“Saat ini Luxury Good Industry di dunia nilai bisnisnya mencapai USD 157 Miliar”
Selama ini luxury brand dikenal hanya untuk melayani high class dan upper class. Namun, seiring dengan meledaknya kelas menengah di Indonesia yang sekitar delapan puluh delapan persennya ingin bereksperimen dengan brand, maka Indonesia menjadi pasar yang semakin dilirik. Demikian pula peluang untuk menjadi marketers Luxury Brand di Indonesia sangatlah menjanjikan. Fenomena ini disampaikan oleh Petty Fatimah selaku Editor In Chief Majalah Femina saat menjadi Guest Lecture matakuliah Lifestyle S1 Marketing pada hari Jumat (22/11) pagi di Auditorium Kampus Prasetiya Mulya BSD.
Di hadapan sekitar tujuh puluh mahasiswa S1-Marketing 2011, Petty mengangkat tema Brand Make News — The Luxury Brands All About. Namun, dalam kuliah umumnya ia tidak langsung menjelaskan tentang Luxury Brand tetapi mengawali sharing tentang Konsep Femina sebagai media lifestyle. Menurutnya, ada dua pendekatan bisnis media lifestyle yang dijalankan Femina Group yakni Business to Consumer dan Business to Business. Contoh media yang Business to Consumer seperti Femina, Cita Cinta, Cleo, dll sementara media yang Business to Business contohnya Estetica – Majalah yang ditujukan untuk usaha salon yang ingin mengetahui trend lifestyle.
Menurut peraih gelar Master Manajemen dari Universitas Indonesia ini, dalam dunia lifestyle, metode pemasarannya unik. Perusahaan bisa menggarap segmen pasar yang sama dengan target yang berbeda-beda tetapi bisa menjadi target yang sama. Ia pun menunjukkan contoh pola konsumsi media-media yang tergabung Femina Group dalam sebuah keluarga.
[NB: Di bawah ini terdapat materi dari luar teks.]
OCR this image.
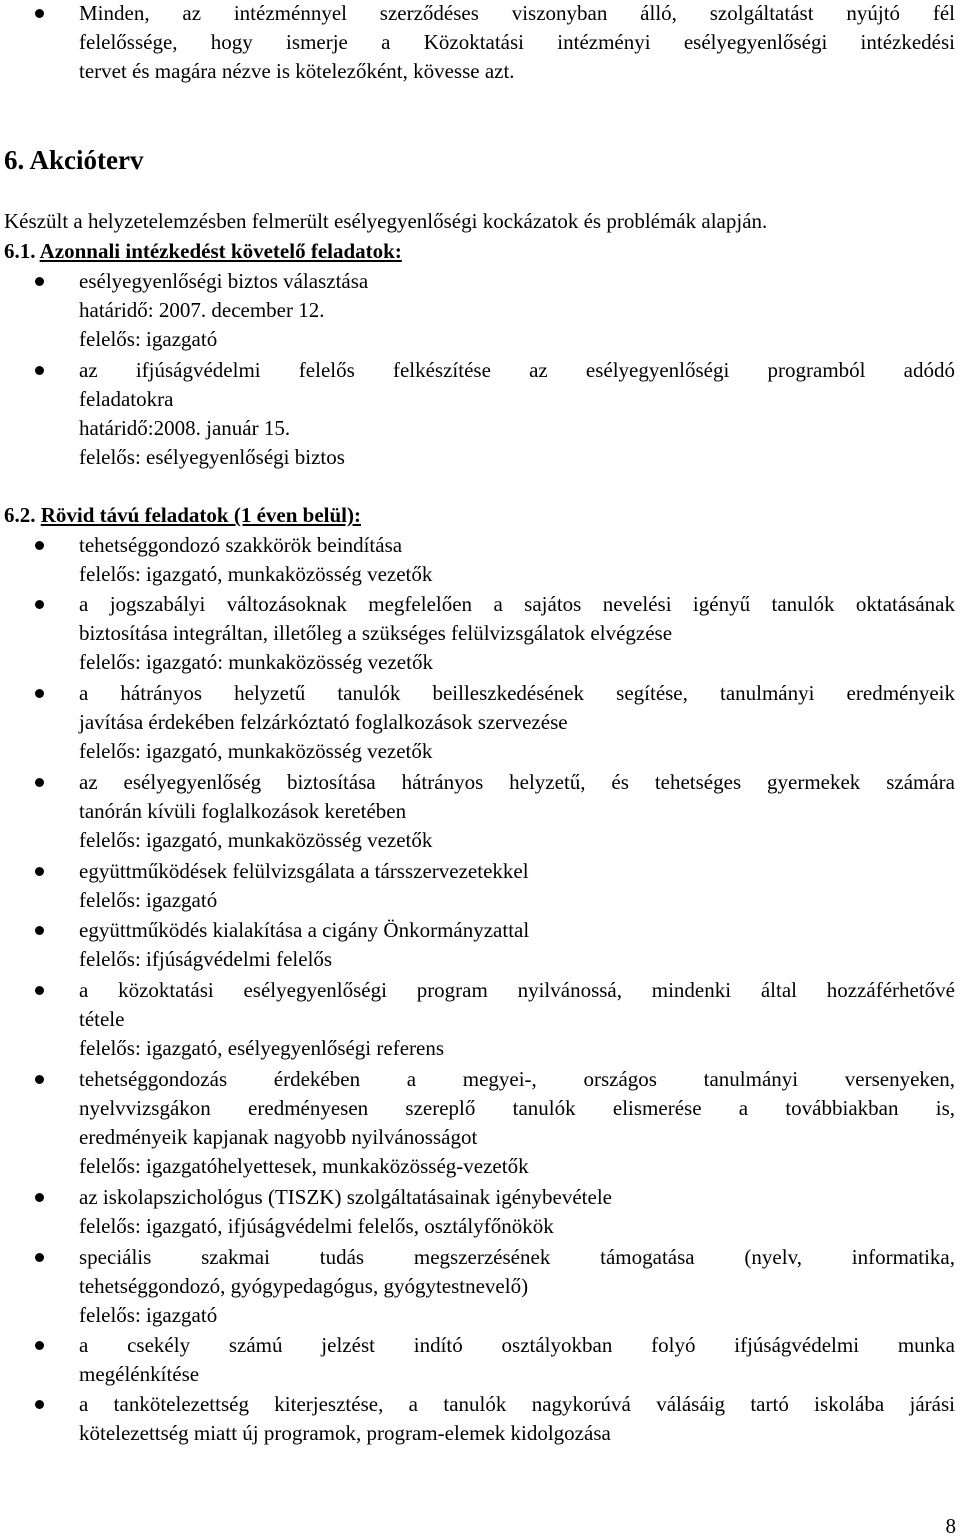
Minden, az intézménnyel szerződéses viszonyban álló, szolgáltatást nyújtó fél
felelőssége, hogy ismerje a Közoktatási intézményi esélyegyenlőségi intézkedési
tervet és magára nézve is kötelezőként, kövesse azt.
6. Akcióterv
Készült a helyzetelemzésben felmerült esélyegyenlőségi kockázatok és problémák alapján.
6.1. Azonnali intézkedést követelő feladatok:
esélyegyenlőségi biztos választása
határidő: 2007. december 12.
felelős: igazgató
az ifjúságvédelmi felelős felkészítése az esélyegyenlőségi programból adódó
feladatokra
határidő:2008. január 15.
felelős: esélyegyenlőségi biztos
6.2. Rövid távú feladatok (1 éven belül):
tehetséggondozó szakkörök beindítása
felelős: igazgató, munkaközösség vezetők
a jogszabályi változásoknak megfelelően a sajátos nevelési igényű tanulók oktatásának
biztosítása integráltan, illetőleg a szükséges felülvizsgálatok elvégzése
felelős: igazgató: munkaközösség vezetők
a hátrányos helyzetű tanulók beilleszkedésének segítése, tanulmányi eredményeik
javítása érdekében felzárkóztató foglalkozások szervezése
felelős: igazgató, munkaközösség vezetők
az esélyegyenlőség biztosítása hátrányos helyzetű, és tehetséges gyermekek számára
tanórán kívüli foglalkozások keretében
felelős: igazgató, munkaközösség vezetők
együttműködések felülvizsgálata a társszervezetekkel
felelős: igazgató
együttműködés kialakítása a cigány Önkormányzattal
felelős: ifjúságvédelmi felelős
a közoktatási esélyegyenlőségi program nyilvánossá, mindenki által hozzáférhetővé
tétele
felelős: igazgató, esélyegyenlőségi referens
tehetséggondozás érdekében a megyei-, országos tanulmányi versenyeken,
nyelvvizsgákon eredményesen szereplő tanulók elismerése a továbbiakban is,
eredményeik kapjanak nagyobb nyilvánosságot
felelős: igazgatóhelyettesek, munkaközösség-vezetők
az iskolapszichológus (TISZK) szolgáltatásainak igénybevétele
felelős: igazgató, ifjúságvédelmi felelős, osztályfőnökök
speciális szakmai tudás megszerzésének támogatása (nyelv, informatika,
tehetséggondozó, gyógypedagógus, gyógytestnevelő)
felelős: igazgató
a csekély számú jelzést indító osztályokban folyó ifjúságvédelmi munka
megélénkítése
a tankötelezettség kiterjesztése, a tanulók nagykorúvá válásáig tartó iskolába járási
kötelezettség miatt új programok, program-elemek kidolgozása
8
“Sang suami merupakan pembaca Men`s Health, sementara istrinya membaca Women`s Health tetapi keduanya pun dapat memiliki bacaan yang sama pada Majalah Ayahbunda, Parenting, maupun Reader`s Digest,” ujar perempuan yang mengawali karier sebagai wartawan ini sambil memperlihatkan slide cover-cover majalah Femina Group.
Pembahasan semakin seru saat masuk ke bahasan The Luxury Brand. Petty mengutip sebuah quotes dari Coco Chanel yang menyebutkan “Luxury is a necessity that begins where necessity ends”. Menurutnya, luxury adalah industri yang memproduksi dan menjual barang-barang untuk memanjakan gaya hidup dalam kelas sosial high class & upper class. Ragam neckties, clothes, leather goods hingga shoes masuk dalam kategori ini. Sambil berulangkali menyebutkan nama-nama luxury brand yang pernah diulasnya di media, ia menegaskan bahwa konsumen luxury membeli produk-produk semacam Prada, Rolex, Loius Vuitton, dsb. lebih karena atribusi sosialnya.
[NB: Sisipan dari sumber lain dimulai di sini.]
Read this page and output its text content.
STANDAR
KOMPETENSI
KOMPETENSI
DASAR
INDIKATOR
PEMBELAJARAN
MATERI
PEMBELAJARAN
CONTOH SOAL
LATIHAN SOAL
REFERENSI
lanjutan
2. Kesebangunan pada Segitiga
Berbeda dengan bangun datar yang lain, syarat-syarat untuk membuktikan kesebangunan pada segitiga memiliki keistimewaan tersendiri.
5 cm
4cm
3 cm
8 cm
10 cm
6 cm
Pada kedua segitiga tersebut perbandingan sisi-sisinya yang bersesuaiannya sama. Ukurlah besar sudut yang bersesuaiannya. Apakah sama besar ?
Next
Demokratisasi dalam Luxury
Ada pula beberapa istilah dalam Luxury Industry yang dikemukakan oleh Petty. Pertama, dikenal konsep Social Fabric yang menunjukkan bahwa baju pun dianggap dapat menciptakan kelas-kelas sosial. Selanjutnya, konsep demokratisasi yang dikenal lewat ungkapan “to democratized luxury to make luxury accessible”. Terkait konsep terakhir, Petty menjelaskan bahwa rata-rata industri Luxury sebenarnya berawal dari industri rumahan yang didirikan artisan — seseorang yang bisa memproduksi barang-barang ekslusif dengan tujuan kepuasan idealismenya. Namun, dengan adanya keinginan untuk membuka akses sebesar-besarnya untuk memiliki produk ini, maka perusahaan pun melakukan pengembangan dengan melakukan brand marketing yang sangat masif lewat iklan, membuka pasar di semua negara yang dianggap negara kaya baru, dan memasukkan luxury designer ke dalam dunia ritel.
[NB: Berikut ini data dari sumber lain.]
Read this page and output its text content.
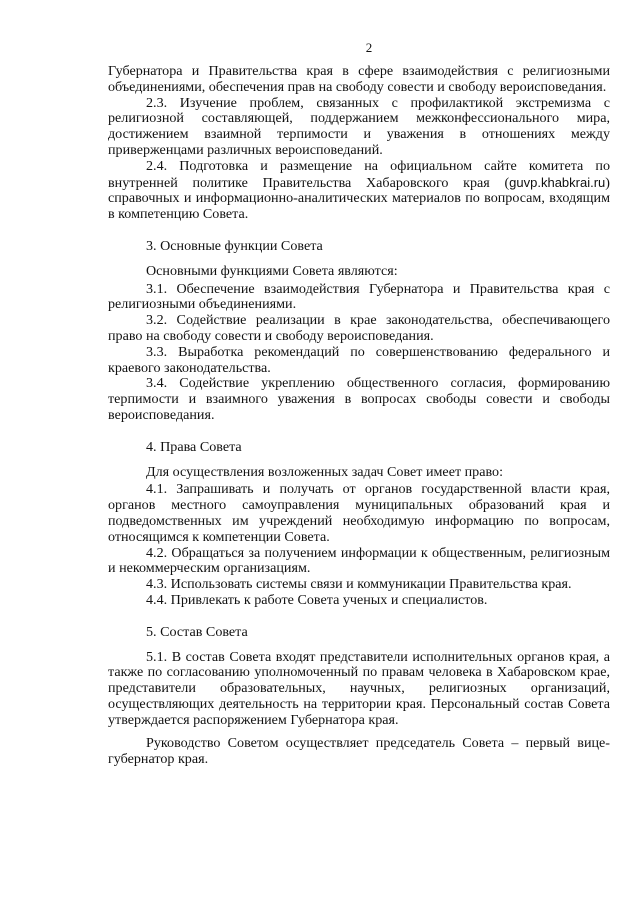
2

Губернатора и Правительства края в сфере взаимодействия с религиозными объединениями, обеспечения прав на свободу совести и свободу вероисповедания.

2.3. Изучение проблем, связанных с профилактикой экстремизма с религиозной составляющей, поддержанием межконфессионального мира, достижением взаимной терпимости и уважения в отношениях между приверженцами различных вероисповеданий.

2.4. Подготовка и размещение на официальном сайте комитета по внутренней политике Правительства Хабаровского края (guvp.khabkrai.ru) справочных и информационно-аналитических материалов по вопросам, входящим в компетенцию Совета.

3. Основные функции Совета

Основными функциями Совета являются:

3.1. Обеспечение взаимодействия Губернатора и Правительства края с религиозными объединениями.

3.2. Содействие реализации в крае законодательства, обеспечивающего право на свободу совести и свободу вероисповедания.

3.3. Выработка рекомендаций по совершенствованию федерального и краевого законодательства.

3.4. Содействие укреплению общественного согласия, формированию терпимости и взаимного уважения в вопросах свободы совести и свободы вероисповедания.

4. Права Совета

Для осуществления возложенных задач Совет имеет право:

4.1. Запрашивать и получать от органов государственной власти края, органов местного самоуправления муниципальных образований края и подведомственных им учреждений необходимую информацию по вопросам, относящимся к компетенции Совета.

4.2. Обращаться за получением информации к общественным, религиозным и некоммерческим организациям.

4.3. Использовать системы связи и коммуникации Правительства края.

4.4. Привлекать к работе Совета ученых и специалистов.

5. Состав Совета

5.1. В состав Совета входят представители исполнительных органов края, а также по согласованию уполномоченный по правам человека в Хабаровском крае, представители образовательных, научных, религиозных организаций, осуществляющих деятельность на территории края. Персональный состав Совета утверждается распоряжением Губернатора края.

Руководство Советом осуществляет председатель Совета – первый вице-губернатор края.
Mengenai tren Luxury Good Industry, Petty memaparkan sebuah data yang menyebutkan bahwa nilai bisnisnya di seluruh dunia mencapai USD 157 Miliar dengan revenue perusahaan per tahun rata-rata mencapai USD 1 milliar. Menariknya, sebanyak 35 persen major brand mengontrol 60 persen bisnis Luxury. Di dunia sendiri, lanjut Petty, saat ini Cina tampil sebagai The New Market dari industri ini sementara Rusia mengalami perkembangan yang sangat signifikan.
Lantas mengapa orang membeli produk Luxury? Menurut Petty motif utamanya antara lain untuk self actualization, mendapatkan kesenangan, rasa nyaman, hingga merasa powerful. Lalu, mengapa orang bisa berubah-ubah selera? Petty menganggap peer pressure dari lingkungan sekitarnya sangat berpengaruh. Lantas, mengapa jutaan orang memakai produk yang sama dan menjadi tren? Petty mengemukakan tentang sentralnya pengaruh trend setter. Menurutnya, kalangan muda, designer, artist, wealthy people, celebrities, gay man, maupun subconscious subculture bisa menjadi trendsetter yang sangat baik untuk memasarkan luxury brand.